California adopts $ 20 million ‘controlled burn’ insurance backstop
After fire professionals were excluded or excluded from the private insurance market, California adopted a multi-million dollar safety net for municipalities and public entities that perform “prescribed burns” in the state. .
The new program, called the Prescribed Burn Liability Pilot Program, will spend $ 20 million to pay for damages in the event a burn causes damage.
Prescribed fires have become an essential tool for forest fire professionals looking to reduce combustible fuels and manage landscapes at risk. Despite their usefulness, the risk of prescribed burn leaks beyond prescribed fire lines has pushed up insurance rates.
Research from Stanford University has found that limited or unusually expensive liability insurance coverage is a major obstacle to conducting prescribed burns in the state.

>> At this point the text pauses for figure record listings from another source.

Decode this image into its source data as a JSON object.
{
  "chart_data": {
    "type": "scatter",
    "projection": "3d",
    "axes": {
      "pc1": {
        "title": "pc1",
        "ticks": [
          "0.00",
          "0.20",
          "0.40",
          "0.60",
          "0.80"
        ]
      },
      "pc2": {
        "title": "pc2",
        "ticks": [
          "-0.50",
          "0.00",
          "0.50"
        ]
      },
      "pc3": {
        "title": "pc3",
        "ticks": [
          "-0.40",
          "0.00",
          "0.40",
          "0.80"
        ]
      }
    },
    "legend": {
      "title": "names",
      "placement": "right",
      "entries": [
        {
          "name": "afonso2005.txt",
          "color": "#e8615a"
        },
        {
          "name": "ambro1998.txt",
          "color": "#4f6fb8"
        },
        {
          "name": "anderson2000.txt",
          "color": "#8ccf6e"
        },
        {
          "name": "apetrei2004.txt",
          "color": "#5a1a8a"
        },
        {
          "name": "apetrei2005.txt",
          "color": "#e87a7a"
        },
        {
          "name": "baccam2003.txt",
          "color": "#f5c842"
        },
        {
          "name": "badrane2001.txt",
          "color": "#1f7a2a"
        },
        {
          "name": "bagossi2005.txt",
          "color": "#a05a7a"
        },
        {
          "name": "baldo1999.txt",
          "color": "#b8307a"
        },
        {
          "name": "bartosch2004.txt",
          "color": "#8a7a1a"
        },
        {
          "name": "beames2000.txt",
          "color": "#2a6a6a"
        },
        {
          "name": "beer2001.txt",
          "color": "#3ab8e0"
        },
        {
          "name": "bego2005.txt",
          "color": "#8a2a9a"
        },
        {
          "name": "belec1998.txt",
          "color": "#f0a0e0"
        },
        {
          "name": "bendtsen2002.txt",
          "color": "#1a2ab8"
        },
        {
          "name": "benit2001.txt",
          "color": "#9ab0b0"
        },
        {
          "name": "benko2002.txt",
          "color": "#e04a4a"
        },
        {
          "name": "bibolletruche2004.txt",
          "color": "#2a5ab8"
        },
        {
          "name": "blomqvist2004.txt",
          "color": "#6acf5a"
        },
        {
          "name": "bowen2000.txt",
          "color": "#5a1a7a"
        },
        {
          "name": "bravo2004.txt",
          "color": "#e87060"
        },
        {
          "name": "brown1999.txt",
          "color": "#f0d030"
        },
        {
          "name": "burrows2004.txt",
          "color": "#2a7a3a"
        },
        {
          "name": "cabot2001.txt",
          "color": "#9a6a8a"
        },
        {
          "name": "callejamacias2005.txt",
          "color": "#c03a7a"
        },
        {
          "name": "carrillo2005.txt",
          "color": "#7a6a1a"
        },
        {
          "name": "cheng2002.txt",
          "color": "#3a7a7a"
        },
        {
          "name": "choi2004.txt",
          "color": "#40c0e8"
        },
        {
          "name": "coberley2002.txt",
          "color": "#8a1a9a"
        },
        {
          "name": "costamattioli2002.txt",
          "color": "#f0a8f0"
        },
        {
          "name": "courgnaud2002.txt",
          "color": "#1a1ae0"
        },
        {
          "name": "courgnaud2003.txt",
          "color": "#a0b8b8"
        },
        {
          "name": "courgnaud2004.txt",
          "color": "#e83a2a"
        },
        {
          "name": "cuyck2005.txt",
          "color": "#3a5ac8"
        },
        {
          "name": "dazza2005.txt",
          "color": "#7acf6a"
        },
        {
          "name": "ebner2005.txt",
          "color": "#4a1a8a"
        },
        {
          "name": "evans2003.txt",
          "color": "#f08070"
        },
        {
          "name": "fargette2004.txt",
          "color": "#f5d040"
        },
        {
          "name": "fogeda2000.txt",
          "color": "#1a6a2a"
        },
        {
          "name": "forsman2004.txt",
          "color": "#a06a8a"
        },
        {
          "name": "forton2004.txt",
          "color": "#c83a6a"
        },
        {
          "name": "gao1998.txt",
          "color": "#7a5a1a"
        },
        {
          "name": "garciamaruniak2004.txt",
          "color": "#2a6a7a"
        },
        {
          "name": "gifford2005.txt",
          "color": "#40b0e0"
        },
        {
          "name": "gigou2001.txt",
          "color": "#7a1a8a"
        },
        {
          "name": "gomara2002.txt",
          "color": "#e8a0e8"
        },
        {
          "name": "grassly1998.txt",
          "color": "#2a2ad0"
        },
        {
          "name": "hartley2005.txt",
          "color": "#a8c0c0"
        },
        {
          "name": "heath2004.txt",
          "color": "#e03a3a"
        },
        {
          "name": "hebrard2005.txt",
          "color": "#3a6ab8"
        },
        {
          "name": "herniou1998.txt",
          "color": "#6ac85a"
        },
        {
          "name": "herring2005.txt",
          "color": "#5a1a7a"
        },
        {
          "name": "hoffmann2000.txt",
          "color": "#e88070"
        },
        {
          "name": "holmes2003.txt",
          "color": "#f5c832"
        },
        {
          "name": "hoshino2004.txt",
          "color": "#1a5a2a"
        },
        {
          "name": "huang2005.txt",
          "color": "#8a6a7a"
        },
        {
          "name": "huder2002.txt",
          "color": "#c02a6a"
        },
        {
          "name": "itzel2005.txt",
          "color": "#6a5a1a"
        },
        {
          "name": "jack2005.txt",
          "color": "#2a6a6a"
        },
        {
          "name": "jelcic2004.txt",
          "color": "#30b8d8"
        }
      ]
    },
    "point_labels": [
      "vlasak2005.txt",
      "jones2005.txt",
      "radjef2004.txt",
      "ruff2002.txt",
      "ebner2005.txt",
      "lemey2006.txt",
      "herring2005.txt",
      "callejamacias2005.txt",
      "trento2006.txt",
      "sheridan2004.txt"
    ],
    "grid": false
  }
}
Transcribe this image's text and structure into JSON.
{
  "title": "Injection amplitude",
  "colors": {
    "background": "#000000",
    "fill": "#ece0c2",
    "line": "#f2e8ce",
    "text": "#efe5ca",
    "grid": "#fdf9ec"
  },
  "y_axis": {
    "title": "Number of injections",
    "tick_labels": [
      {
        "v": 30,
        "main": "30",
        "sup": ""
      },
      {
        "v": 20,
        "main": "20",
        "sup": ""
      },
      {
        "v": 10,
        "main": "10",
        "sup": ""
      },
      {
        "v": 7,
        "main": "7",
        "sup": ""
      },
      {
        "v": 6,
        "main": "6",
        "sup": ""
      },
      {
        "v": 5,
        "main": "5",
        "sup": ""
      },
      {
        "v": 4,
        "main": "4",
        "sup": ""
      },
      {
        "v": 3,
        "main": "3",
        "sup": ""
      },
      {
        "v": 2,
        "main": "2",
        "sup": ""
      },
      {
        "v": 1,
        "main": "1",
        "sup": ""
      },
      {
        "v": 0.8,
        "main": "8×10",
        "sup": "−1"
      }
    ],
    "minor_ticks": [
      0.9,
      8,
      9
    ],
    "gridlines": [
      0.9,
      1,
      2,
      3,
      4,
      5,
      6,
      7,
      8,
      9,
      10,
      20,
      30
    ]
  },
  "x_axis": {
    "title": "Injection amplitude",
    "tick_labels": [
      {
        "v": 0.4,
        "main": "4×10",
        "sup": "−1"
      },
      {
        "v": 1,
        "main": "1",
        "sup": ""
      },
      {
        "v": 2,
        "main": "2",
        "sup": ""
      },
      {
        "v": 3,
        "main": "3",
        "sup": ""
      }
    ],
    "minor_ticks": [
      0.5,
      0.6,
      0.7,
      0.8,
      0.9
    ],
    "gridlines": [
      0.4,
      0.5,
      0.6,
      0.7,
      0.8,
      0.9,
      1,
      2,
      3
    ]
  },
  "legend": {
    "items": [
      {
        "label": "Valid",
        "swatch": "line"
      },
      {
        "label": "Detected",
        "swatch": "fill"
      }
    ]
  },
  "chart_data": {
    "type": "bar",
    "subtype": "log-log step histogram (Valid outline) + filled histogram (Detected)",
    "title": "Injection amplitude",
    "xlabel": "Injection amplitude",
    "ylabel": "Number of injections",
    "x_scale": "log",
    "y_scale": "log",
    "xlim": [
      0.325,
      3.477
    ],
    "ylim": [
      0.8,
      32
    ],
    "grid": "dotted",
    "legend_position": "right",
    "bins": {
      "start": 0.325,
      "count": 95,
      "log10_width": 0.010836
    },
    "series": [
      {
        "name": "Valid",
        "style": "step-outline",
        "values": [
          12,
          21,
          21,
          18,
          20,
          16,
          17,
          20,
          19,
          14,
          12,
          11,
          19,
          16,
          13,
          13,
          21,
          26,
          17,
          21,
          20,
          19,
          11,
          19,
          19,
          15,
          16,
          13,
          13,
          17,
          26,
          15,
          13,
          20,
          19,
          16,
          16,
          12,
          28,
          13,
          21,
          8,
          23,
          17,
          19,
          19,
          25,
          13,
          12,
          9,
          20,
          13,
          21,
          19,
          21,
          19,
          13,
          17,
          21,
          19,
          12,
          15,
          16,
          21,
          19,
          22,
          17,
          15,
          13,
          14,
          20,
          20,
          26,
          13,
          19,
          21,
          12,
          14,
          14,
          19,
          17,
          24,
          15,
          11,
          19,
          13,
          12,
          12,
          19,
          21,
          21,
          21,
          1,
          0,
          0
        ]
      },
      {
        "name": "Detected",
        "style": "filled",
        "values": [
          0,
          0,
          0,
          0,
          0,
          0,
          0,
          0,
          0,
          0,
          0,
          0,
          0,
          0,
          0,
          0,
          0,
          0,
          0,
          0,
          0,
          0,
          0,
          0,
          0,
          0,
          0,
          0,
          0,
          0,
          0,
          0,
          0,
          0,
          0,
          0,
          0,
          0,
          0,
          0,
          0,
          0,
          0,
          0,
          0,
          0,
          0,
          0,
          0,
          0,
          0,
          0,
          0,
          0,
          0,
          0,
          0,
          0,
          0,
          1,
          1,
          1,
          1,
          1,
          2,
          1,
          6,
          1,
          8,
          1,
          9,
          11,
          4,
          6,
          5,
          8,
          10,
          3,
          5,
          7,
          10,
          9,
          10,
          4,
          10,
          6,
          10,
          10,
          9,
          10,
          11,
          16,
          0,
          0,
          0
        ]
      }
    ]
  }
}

“If we are to reduce the frequency and destructiveness of forest fires, we must eliminate fuels from our forests and dry woods,” said the sponsor of the bill, Senator Bill Dodd. “Prescribed burning is a proven solution to this growing problem. I am delighted to see this happen and I thank my fellow parliamentarians for supporting this worthwhile investment. “
The new law establishes a pilot program to provide liability insurance to fire professionals who use controlled burns which, in rare cases, burn uncontrollably. The lawmaker said wildfire professionals were unable to pay increasing insurance premiums. He added that the facility will serve as a “backstop” for the private insurance market.
“The lack of insurance has become increasingly limiting for prescribed burning in California, even as the state increases its prescribed burn commitments and investments,” said Lenya Quinn-Davidson, director of Northern California Preferred Fire Council.
The legislation was pushed by Nature Conservancy, which touted the new law.